Spätestens da wurde die Sache absurd. Als die Frau endlich jemanden in der Leitung hatte, konnten die Freunde das Gespräch mithören. „Sie sagten: ‚Kein Problem, Ma’am, wir verbinden Sie mit jemandem, der Ihnen weiterhelfen kann‘“, erinnert sich Dobani. „Und dann? Klingelte plötzlich das Telefon an der Rezeption.“ Genau, es war das Telefon an der unbesetzten Rezeption. Und die war der Grund, warum die Frau überhaupt erst die Zentrale angerufen hatte... Dobani tat, was ihm am logischsten erschien: Er ging ans Telefon. Als die Frau bemerkte, dass sie an einen anderen Gast weitergeleitet worden war, der nur wenige Zentimeter entfernt stand, wurde sie noch wütender. 

Bald darauf klingelte das nächste Telefon. 

Auch das nahm Dobani ab. Und wer war am Apparat? Ein weiterer verärgerter Gast, der das gleiche Problem wie die Frau hatte.

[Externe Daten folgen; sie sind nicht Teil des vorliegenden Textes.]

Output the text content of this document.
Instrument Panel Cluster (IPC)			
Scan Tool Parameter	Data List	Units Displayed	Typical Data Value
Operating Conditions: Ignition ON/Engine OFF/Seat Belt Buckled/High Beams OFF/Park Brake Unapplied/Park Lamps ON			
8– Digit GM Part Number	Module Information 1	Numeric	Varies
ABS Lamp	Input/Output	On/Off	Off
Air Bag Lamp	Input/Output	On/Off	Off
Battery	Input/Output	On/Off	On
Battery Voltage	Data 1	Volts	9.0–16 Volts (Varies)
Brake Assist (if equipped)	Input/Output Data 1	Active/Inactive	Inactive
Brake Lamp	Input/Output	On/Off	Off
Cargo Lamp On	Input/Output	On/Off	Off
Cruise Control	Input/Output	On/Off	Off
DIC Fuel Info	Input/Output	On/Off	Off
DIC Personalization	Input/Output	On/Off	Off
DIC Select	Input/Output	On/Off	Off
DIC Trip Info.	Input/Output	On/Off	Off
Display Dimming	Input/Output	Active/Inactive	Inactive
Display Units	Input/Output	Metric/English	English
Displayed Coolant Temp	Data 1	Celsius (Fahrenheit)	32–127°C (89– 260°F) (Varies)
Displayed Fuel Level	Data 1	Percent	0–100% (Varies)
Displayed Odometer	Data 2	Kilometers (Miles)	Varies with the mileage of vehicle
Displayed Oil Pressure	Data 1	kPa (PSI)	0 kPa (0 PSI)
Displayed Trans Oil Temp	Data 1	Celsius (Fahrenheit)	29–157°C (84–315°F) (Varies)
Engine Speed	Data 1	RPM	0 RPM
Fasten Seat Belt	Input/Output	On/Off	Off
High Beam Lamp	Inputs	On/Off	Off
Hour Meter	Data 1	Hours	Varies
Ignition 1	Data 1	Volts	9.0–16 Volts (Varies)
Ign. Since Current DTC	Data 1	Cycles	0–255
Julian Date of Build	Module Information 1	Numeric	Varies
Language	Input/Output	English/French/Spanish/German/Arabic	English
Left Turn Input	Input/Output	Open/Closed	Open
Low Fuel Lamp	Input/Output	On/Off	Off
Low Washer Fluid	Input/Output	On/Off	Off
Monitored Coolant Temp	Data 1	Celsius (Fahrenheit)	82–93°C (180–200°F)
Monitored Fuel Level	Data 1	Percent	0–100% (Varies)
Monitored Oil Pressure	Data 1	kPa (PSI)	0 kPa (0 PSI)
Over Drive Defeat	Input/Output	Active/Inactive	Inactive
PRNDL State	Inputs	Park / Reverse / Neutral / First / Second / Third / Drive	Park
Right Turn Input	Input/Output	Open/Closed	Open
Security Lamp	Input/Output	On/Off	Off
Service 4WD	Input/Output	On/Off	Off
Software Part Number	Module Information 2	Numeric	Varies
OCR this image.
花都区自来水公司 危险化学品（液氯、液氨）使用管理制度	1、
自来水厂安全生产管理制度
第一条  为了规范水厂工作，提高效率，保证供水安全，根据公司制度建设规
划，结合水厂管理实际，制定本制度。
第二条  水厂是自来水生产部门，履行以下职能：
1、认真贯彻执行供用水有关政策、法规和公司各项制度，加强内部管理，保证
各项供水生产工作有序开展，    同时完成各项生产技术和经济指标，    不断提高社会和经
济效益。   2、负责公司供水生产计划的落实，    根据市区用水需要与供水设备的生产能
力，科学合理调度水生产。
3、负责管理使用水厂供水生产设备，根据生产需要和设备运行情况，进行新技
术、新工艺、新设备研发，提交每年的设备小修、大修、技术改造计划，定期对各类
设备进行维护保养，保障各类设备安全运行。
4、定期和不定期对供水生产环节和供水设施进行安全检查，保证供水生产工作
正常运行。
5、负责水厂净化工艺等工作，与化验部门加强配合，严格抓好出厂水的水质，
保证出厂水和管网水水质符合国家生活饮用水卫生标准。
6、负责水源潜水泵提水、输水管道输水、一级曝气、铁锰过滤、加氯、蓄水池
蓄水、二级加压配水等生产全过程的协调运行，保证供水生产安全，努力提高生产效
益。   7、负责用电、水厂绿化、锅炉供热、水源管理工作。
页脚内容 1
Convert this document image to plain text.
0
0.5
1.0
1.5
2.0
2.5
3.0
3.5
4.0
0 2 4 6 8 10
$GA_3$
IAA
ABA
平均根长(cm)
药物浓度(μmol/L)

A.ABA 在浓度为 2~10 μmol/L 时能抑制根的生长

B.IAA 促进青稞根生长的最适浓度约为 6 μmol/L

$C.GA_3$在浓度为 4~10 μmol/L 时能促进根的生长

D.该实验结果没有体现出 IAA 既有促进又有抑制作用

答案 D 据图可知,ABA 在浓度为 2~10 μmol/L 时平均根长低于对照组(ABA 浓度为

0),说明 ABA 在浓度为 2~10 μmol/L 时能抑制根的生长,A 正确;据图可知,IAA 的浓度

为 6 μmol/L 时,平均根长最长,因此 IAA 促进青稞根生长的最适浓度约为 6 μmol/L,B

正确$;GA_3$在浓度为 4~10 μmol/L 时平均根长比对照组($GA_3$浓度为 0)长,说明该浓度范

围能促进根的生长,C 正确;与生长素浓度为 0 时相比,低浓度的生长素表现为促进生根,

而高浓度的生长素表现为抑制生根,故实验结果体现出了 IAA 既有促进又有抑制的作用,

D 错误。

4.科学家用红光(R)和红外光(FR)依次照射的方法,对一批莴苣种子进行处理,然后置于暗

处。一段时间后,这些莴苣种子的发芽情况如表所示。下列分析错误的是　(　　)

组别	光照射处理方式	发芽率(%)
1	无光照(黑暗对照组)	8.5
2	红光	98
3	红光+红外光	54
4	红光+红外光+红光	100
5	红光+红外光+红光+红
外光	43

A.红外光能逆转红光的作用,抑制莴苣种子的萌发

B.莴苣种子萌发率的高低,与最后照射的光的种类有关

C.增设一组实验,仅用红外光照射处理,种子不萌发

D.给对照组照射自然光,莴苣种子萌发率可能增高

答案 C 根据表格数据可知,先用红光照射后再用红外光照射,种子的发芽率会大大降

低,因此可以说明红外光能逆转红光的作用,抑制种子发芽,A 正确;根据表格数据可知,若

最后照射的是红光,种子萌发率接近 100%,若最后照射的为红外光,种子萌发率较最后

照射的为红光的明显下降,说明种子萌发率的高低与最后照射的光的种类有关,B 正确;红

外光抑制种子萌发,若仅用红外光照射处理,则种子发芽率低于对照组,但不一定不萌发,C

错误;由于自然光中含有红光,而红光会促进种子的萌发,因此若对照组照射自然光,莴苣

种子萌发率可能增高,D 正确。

Es dauerte nicht lange, bis immer mehr empörte, besorgte, ratlose und irritierte Gäste in der Lobby auftauchten. Sie berichteten, dass auch sie wegen verdächtiger Abhebungen von ihren Debitkarten alarmiert worden waren. „Es waren nicht nur kleine Beträge. Wir reden hier von 100, 200 Dollar“, betont Brooks. „Irgendwann standen mindestens zehn Leute an der Rezeption, um sich zu beschweren. Wir riefen das La Quinta-Büro an und sagten: ‚Sie haben hier ein Problem – es könnte bald eskalieren.‘“ 

Eine ganze Lobby voller verärgerter Gäste

Lieber Leser, bitte versetzen Sie sich für einen Moment in die Lage unseres Trios: Sie sind müde. Sie sind erschöpft. Sie haben alles richtig gemacht: Sie haben ihre Reise geplant, ein Hotelzimmer gebucht, die ganze Nacht ausgelassen gefeiert und wollen jetzt endlich schlafen. Aber statt eines Zimmerschlüssels haben Sie gar nichts in der Hand. Sie stehen in einer Lobby voller verärgerter Gäste, die offensichtlich davon ausgehen, dass Sie hier arbeiten. Sie sind irgendwo in der Nähe des Flughafens. Draußen gibt es nichts außer einem Parkplatz und einem Taco Bell. Sie haben keine Ahnung, wo Sie jetzt hinsollen. Was würden Sie tun?
Manch einer hätte wohl mitten in der Nacht die Flucht ergriffen und die anderen Gäste im La Quinta allein gelassen. Doch die drei Freunde beschlossen zu bleiben. Schließlich hatten sie bereits Erfahrungen mit verärgerten Kunden gemacht. Dobani, Brooks und Howard hatten jahrelang im Dienstleistungsbereich gearbeitet: Sie hatten Schuhe verkauft, Getränke ausgeschenkt, Personal gemanagt. Sie hatten nicht nur zusammen in einem Trampolinpark und in einer Minigolfanlage gearbeitet, sondern sich auch mit schreienden Kindern und deren Eltern bei Geburtstagsfeiern sowie mit Betrunkenen bei so mancher Happy Hour herumgeschlagen. Vor einem Problem wegzulaufen, war nicht ihr Ding. Als die Frau schimpfte und die anderen lautstark wissen wollten, wo ihr Geld geblieben war oder wie sie ihren Mietwagen zurückgeben konnten, machte es Klick: Jetzt waren die Freunde gefragt. 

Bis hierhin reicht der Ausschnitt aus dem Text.